1. For requests for injection or infusion administration in an inpatient setting, the injection or infusion may be given if the above medical necessity criteria are met AND the inpatient admission is NOT for the sole purpose of administering the injection or infusion; OR
2. For requests for injection or infusion administration in an outpatient hospital setting, the injection or infusion may be given if the above medical necessity criteria are met AND ONE of the following must be met:
   1. History of mild adverse events that have not been successfully managed through mild pre-medication (e.g., diphenhydramine, acetaminophen, steroids, fluids, etc.); OR
   2. Inability to physically and cognitively adhere to the treatment schedule and regimen complexity; OR
   3. New to therapy, defined as initial injection or infusion OR less than 3 months since initial injection or infusion; OR
   4. Re-initiation of therapy, defined as ONE of the following:
      1. First injection or infusion after 6 months of no injections or infusions for drugs with an approved dosing interval less than 6 months duration; OR
      2. First injection or infusion after at least a 1-month gap in therapy outside of the approved dosing interval for drugs requiring every 6 months dosing duration; OR
   5. Requirement of a change in the requested restricted product formulation; AND
3. If the Site of Care Medical Necessity Criteria in #1 or #2 above are not met, the injection or infusion will be administered in a home-based infusion or physician office setting with or without supervision by a certified healthcare professional.

References:

All information referenced is from FDA package insert unless otherwise noted below.

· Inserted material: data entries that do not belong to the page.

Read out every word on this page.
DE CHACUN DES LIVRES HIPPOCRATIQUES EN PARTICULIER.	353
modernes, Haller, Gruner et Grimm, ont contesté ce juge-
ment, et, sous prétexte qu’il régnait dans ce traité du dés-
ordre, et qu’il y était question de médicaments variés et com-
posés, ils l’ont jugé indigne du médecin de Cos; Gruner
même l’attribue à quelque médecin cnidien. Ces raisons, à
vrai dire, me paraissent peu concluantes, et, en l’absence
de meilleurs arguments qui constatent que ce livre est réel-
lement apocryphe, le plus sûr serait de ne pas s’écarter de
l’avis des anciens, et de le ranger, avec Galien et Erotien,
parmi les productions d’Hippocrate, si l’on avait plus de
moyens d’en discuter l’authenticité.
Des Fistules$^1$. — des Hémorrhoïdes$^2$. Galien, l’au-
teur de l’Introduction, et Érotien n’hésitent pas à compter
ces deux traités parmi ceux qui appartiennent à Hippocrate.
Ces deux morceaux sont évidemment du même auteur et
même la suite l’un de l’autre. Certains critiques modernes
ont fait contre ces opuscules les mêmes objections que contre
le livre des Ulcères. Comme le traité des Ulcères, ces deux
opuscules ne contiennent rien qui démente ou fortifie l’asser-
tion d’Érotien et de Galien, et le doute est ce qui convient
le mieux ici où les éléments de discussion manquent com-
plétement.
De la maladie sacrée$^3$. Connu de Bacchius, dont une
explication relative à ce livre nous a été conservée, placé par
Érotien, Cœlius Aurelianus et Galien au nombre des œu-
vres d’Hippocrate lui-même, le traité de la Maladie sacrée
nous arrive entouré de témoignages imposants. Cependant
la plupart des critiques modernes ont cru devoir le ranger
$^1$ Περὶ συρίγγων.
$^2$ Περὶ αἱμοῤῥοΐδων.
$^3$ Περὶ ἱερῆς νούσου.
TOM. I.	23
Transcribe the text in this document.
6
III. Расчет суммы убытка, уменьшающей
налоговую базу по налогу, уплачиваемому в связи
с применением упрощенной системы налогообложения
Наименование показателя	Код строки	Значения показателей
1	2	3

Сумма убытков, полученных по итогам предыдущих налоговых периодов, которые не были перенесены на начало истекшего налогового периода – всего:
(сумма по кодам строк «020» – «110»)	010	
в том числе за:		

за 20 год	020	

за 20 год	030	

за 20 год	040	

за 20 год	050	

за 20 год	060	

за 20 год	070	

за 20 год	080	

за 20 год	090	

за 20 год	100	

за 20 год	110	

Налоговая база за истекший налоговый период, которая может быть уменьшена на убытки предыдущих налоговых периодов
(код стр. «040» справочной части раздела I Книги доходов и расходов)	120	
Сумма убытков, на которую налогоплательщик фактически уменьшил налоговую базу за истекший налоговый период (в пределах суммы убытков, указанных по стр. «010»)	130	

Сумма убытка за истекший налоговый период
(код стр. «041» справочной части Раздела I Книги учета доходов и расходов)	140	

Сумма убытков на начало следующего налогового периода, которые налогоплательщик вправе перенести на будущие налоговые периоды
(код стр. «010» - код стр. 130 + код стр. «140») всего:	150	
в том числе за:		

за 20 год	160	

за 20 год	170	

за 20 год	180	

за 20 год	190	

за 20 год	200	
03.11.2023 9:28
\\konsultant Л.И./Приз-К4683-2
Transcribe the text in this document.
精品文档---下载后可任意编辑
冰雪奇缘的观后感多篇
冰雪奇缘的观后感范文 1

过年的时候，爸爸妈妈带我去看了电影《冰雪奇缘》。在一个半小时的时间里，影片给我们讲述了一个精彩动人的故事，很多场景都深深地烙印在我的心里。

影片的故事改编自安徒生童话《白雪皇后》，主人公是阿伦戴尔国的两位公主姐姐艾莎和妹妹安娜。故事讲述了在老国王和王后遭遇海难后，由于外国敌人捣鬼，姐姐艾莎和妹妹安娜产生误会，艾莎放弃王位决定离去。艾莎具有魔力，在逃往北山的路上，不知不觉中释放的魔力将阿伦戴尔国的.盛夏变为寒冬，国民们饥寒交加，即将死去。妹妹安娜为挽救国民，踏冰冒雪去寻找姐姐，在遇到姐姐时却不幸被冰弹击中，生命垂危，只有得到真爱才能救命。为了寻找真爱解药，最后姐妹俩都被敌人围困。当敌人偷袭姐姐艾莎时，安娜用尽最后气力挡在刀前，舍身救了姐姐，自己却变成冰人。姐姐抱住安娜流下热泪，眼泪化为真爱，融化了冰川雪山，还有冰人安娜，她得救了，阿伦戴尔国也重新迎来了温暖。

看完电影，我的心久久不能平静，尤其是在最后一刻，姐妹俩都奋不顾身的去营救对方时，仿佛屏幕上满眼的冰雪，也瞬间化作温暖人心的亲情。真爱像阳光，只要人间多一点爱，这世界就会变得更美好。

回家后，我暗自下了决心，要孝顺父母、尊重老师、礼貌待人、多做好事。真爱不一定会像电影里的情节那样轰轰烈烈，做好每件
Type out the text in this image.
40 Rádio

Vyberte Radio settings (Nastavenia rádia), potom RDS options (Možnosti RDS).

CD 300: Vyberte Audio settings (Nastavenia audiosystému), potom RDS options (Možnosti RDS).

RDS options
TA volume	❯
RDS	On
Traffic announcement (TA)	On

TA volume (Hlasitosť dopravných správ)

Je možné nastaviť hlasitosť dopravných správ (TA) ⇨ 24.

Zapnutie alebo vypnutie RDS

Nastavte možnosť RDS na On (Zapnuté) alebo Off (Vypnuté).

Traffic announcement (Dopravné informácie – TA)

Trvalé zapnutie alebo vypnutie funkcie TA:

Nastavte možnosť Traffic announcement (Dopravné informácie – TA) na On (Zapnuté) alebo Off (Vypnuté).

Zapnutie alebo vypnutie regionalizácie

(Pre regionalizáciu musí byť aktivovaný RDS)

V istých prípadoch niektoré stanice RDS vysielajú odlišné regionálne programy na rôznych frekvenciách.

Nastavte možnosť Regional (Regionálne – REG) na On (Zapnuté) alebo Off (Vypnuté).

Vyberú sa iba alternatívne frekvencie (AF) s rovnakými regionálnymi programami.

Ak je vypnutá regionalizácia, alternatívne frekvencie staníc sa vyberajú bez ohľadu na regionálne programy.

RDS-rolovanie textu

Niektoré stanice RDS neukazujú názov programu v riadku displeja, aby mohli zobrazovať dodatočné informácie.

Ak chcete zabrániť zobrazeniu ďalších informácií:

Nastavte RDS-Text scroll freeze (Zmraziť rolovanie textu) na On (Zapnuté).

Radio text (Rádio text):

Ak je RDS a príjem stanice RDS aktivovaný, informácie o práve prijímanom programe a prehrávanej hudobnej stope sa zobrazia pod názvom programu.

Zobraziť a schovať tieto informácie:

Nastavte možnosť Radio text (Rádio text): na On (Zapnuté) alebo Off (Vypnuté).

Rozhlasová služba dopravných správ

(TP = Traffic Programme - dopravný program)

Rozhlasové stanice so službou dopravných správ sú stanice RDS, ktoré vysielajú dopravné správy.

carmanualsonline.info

1. Adams D, Gonzalez-Duarte A, O’Riordan WD, et al. Patisiran, an RNAi therapeutic, for hereditary transthyretin amyloidosis. N Engl J Med. 2018;379(1):11-21.
2. Adams D, Suhr OB, Dyck PJ, et al. Trial design and rationale for APOLLO, a phase 3, placebo-controlled study of patisiran in patients with hereditary ATTR amyloidosis with polyneuropathy. BMC Neurol. 2017;17(1):181.
3. Ando Y, Coelho T, Berk JL, et al. Guideline of transthyretin-related hereditary amyloidosis for clinicians. Orphanet J Rare Dis. 2013;8:31.

Policy Implementation/Update Information:

Criteria and treatment protocols are reviewed annually by the Blue Cross NC P&T Committee, regardless of change. This policy is reviewed in Q4 annually.

January 2024: Criteria update: Updated requirement within initial and continuation sections that Onpattro will not be used in combination with newly approved Wainua (eplontersen).

October 2022: Criteria change: Added requirement within initial and continuation sections that Onpattro will not be used in combination with Amvuttra or Tegsedi. Policy notification given 8/4/2022 for effective date 10/1/2022.

October 2021: Criteria change: Added Site of Care medical necessity criteria. Policy notification given 8/2/2021 for effective date 10/1/2021.

June 2021: Criteria change: Added maximum units; medical policy formatting change. Policy notification given 4/16/2021 for effective date 6/16/2021.

*Further historical criteria changes and updates available upon request from Medical Policy and/or Corporate Pharmacy.